Mr. Douglas is a more attentive pet owner than many, but when his beagle began suddenly vomiting with attendant bouts of diarrhea, he decided to wait to see if the problem would cure itself. By the fourth day, he took his poor four-footed companion to the veterinarian, but by then it was too late; irreversible complications had developed and the faithful creature died.
In Costa Rica, one of the most frequent causes of veterinary emergencies is an onslaught of vomiting and diarrhea, signs of stomach and intestinal problems called gastroenteritis.
Just as with children, gastroenteritis causes rapid dehydration and shock – especially in young animals – and every year numerous pets die from not receiving prompt and effective medical care, in many cases including intravenous liquid.

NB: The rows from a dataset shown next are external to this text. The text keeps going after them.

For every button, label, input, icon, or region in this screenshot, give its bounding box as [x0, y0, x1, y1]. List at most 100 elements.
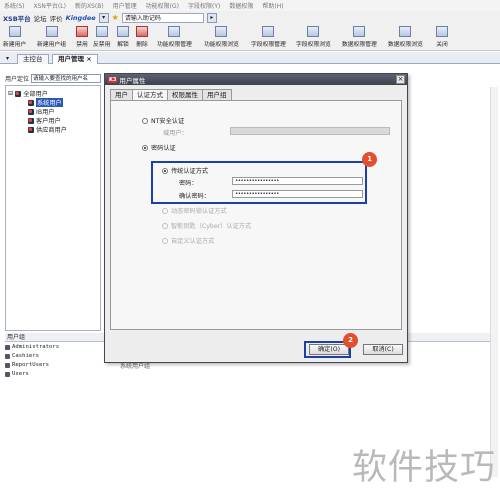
tab-user-management[interactable]: 用户管理 × — [52, 54, 98, 64]
domain-user-field — [230, 127, 390, 135]
step-badge-1: 1 — [362, 152, 377, 167]
data-browse-icon — [399, 26, 412, 37]
function-permission-manage-button[interactable]: 功能权限管理 — [157, 26, 192, 49]
menu-item-user-management[interactable]: 用户管理 — [113, 1, 137, 10]
function-permission-browse-button[interactable]: 功能权限浏览 — [204, 26, 239, 49]
group-row[interactable]: Administrators — [5, 344, 59, 350]
review-link[interactable]: 评价 — [50, 13, 63, 23]
tab-console[interactable]: 主控台 — [17, 54, 49, 64]
dialog-tabs: 用户 认证方式 权限属性 用户组 — [110, 89, 232, 101]
menu-item-platform[interactable]: XSN平台(L) — [34, 1, 66, 10]
new-user-group-button[interactable]: 新建用户组 — [37, 26, 66, 49]
disable-button[interactable]: 禁用 — [76, 26, 88, 49]
dialog-title-bar[interactable]: K3 用户属性 × — [105, 74, 407, 85]
menu-item-new[interactable]: 新的XS(B) — [75, 1, 104, 10]
close-button[interactable]: 关闭 — [436, 26, 448, 49]
vertical-scrollbar[interactable] — [490, 87, 498, 477]
tree-item-ib-users[interactable]: IB用户 — [28, 107, 54, 116]
radio-icon — [142, 117, 148, 124]
password-auth-radio[interactable]: 密码认证 — [142, 143, 176, 152]
user-tree: ⊟ 全部用户 系统用户 IB用户 客户用户 供应商用户 — [5, 85, 101, 331]
data-permission-browse-button[interactable]: 数据权限浏览 — [388, 26, 423, 49]
unlock-icon — [117, 26, 129, 37]
field-permission-browse-button[interactable]: 字段权限浏览 — [296, 26, 331, 49]
tab-user[interactable]: 用户 — [110, 89, 133, 100]
cancel-button[interactable]: 取消(C) — [363, 344, 403, 355]
field-manage-icon — [262, 26, 275, 37]
address-bar: XSB平台 论坛 评价 Kingdee ▾ ★ 请输入助记码 ▸ — [0, 11, 500, 24]
group-icon — [5, 371, 10, 377]
authentication-panel: NT安全认证 域用户： 密码认证 传统认证方式 密码： ••••••••••••… — [110, 100, 402, 330]
kingdee-logo: Kingdee — [65, 13, 96, 22]
data-manage-icon — [353, 26, 366, 37]
highlight-box — [151, 161, 367, 204]
tree-item-all-users[interactable]: ⊟ 全部用户 — [8, 89, 48, 98]
tree-item-customer-users[interactable]: 客户用户 — [28, 116, 61, 125]
menu-item-function-permission[interactable]: 功能权限(G) — [146, 1, 179, 10]
tab-permission-attributes[interactable]: 权限属性 — [167, 89, 203, 100]
domain-user-label: 域用户： — [163, 130, 188, 137]
dropdown-button[interactable]: ▾ — [98, 12, 109, 23]
user-folder-icon — [28, 117, 34, 124]
delete-icon — [136, 26, 148, 37]
enable-icon — [95, 26, 108, 37]
enable-button[interactable]: 反禁用 — [93, 26, 110, 49]
delete-button[interactable]: 删除 — [136, 26, 148, 49]
tree-item-supplier-users[interactable]: 供应商用户 — [28, 125, 67, 134]
radio-icon — [162, 237, 168, 244]
field-permission-manage-button[interactable]: 字段权限管理 — [251, 26, 286, 49]
k3-logo-icon: K3 — [108, 76, 118, 83]
unlock-button[interactable]: 解锁 — [117, 26, 129, 49]
data-permission-manage-button[interactable]: 数据权限管理 — [342, 26, 377, 49]
user-search-label: 用户定位 — [5, 75, 30, 83]
star-icon: ★ — [111, 13, 119, 22]
group-row[interactable]: Cashiers — [5, 353, 39, 359]
user-folder-icon — [28, 108, 34, 115]
user-search-row: 用户定位 请输入要查找的用户名 — [5, 73, 101, 83]
user-folder-icon — [28, 126, 34, 133]
go-button[interactable]: ▸ — [206, 12, 217, 23]
group-row[interactable]: Users — [5, 371, 29, 377]
menu-item-system[interactable]: 系统(S) — [4, 1, 25, 10]
menu-item-help[interactable]: 帮助(H) — [262, 1, 283, 10]
tree-item-system-users[interactable]: 系统用户 — [28, 98, 63, 107]
dialog-close-icon[interactable]: × — [396, 75, 405, 84]
field-browse-icon — [307, 26, 320, 37]
nt-auth-radio[interactable]: NT安全认证 — [142, 116, 184, 125]
menu-bar: 系统(S) XSN平台(L) 新的XS(B) 用户管理 功能权限(G) 字段权限… — [0, 0, 500, 11]
toolbar: 新建用户 新建用户组 禁用 反禁用 解锁 删除 功能权限管理 功能权限浏览 字段… — [0, 24, 500, 51]
dialog-title: 用户属性 — [119, 76, 146, 85]
new-group-icon — [45, 26, 58, 37]
user-folder-icon — [15, 90, 22, 97]
close-icon — [436, 26, 448, 37]
tab-close-icon[interactable]: × — [86, 55, 91, 63]
user-folder-icon — [28, 99, 34, 106]
watermark: 软件技巧 — [352, 448, 497, 488]
radio-icon — [162, 207, 168, 214]
collapse-icon[interactable]: ⊟ — [8, 90, 13, 97]
new-user-button[interactable]: 新建用户 — [3, 26, 26, 49]
user-search-input[interactable]: 请输入要查找的用户名 — [31, 73, 101, 83]
menu-item-data-permission[interactable]: 数据权限 — [229, 1, 253, 10]
tab-user-group[interactable]: 用户组 — [202, 89, 232, 100]
radio-icon — [162, 222, 168, 229]
forum-link[interactable]: 论坛 — [34, 13, 47, 23]
disable-icon — [76, 26, 88, 37]
tab-bar: ▾ 主控台 用户管理 × — [0, 52, 500, 64]
function-manage-icon — [168, 26, 181, 37]
step-badge-2: 2 — [343, 333, 358, 348]
group-icon — [5, 344, 10, 350]
group-icon — [5, 362, 10, 368]
custom-auth-radio: 自定义认证方式 — [162, 236, 214, 245]
menu-item-field-permission[interactable]: 字段权限(Y) — [188, 1, 220, 10]
user-properties-dialog: K3 用户属性 × 用户 认证方式 权限属性 用户组 NT安全认证 域用户： 密… — [104, 73, 408, 363]
radio-icon — [142, 144, 148, 151]
group-row[interactable]: ReportUsers — [5, 362, 49, 368]
platform-brand[interactable]: XSB平台 — [3, 13, 31, 23]
smartcard-auth-radio: 智能钥匙（Cyber）认证方式 — [162, 221, 251, 230]
group-icon — [5, 353, 10, 359]
function-browse-icon — [215, 26, 228, 37]
new-user-icon — [8, 26, 21, 37]
mnemonic-input[interactable]: 请输入助记码 — [121, 12, 204, 23]
tab-list-chevron-icon[interactable]: ▾ — [6, 55, 9, 62]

Owners here almost always attribute the symptoms to “parasites” (worms and such) and try treating the symptoms with antiparasite nostrums. However, during the past five years the significance of parasites as the cause of gastroenteritis among small animals has greatly diminished, and it is now rarely found to be the root cause of the problem. This is because of the ready availability of over-the-counter anti-parasite remedies, resulting in attentive pet owners giving this medicine every two or three months.
But nature has an irritating biological tactic by which, when a certain entity is displaced from its “ecological niche,” another comes along to fill the vacuum. This is why bacterial and protozoal infections have taken the place occupied by parasites 10 or 20 years ago. The most common protozoans include coccoids (6%) and giardia (11%), but bacterial infections are by far the most frequent cause of cat and dog gastroenteritis in Costa Rica. The three most common bacteria are campylobacter (30% of local cases), clostridium (38%) and brachyspira (5%).
Alas, anti-parasite treatments have no effect on bacteria or protozoans and more specific remedies have to be applied. (It’s important to note that most anti-diarrhea medicines containing antibacterial ingredients such as sulfa simply aren’t effective against the three main causes of bacterial diarrhea.) Perhaps most important, the three bacteria just mentioned can be transmitted to human beings.
(In fact, the World Health Organization points to campylobacter as the most frequent cause of diarrhea in humans worldwide, causing one death in every 1,000 cases in the United States, and infection is associated with autoimmune aftereffects such as Guillain Barré Syndrome.)
So, be warned: all pets afflicted with persistent vomiting, soft stools or diarrhea (with or without blood) should be separated immediately from children and treated with sanitary precautions. But take heart – prompt diagnosis with laboratory findings and proper treatment produce speedy recovery within 48 hours in 98% of the most frequently encountered infections.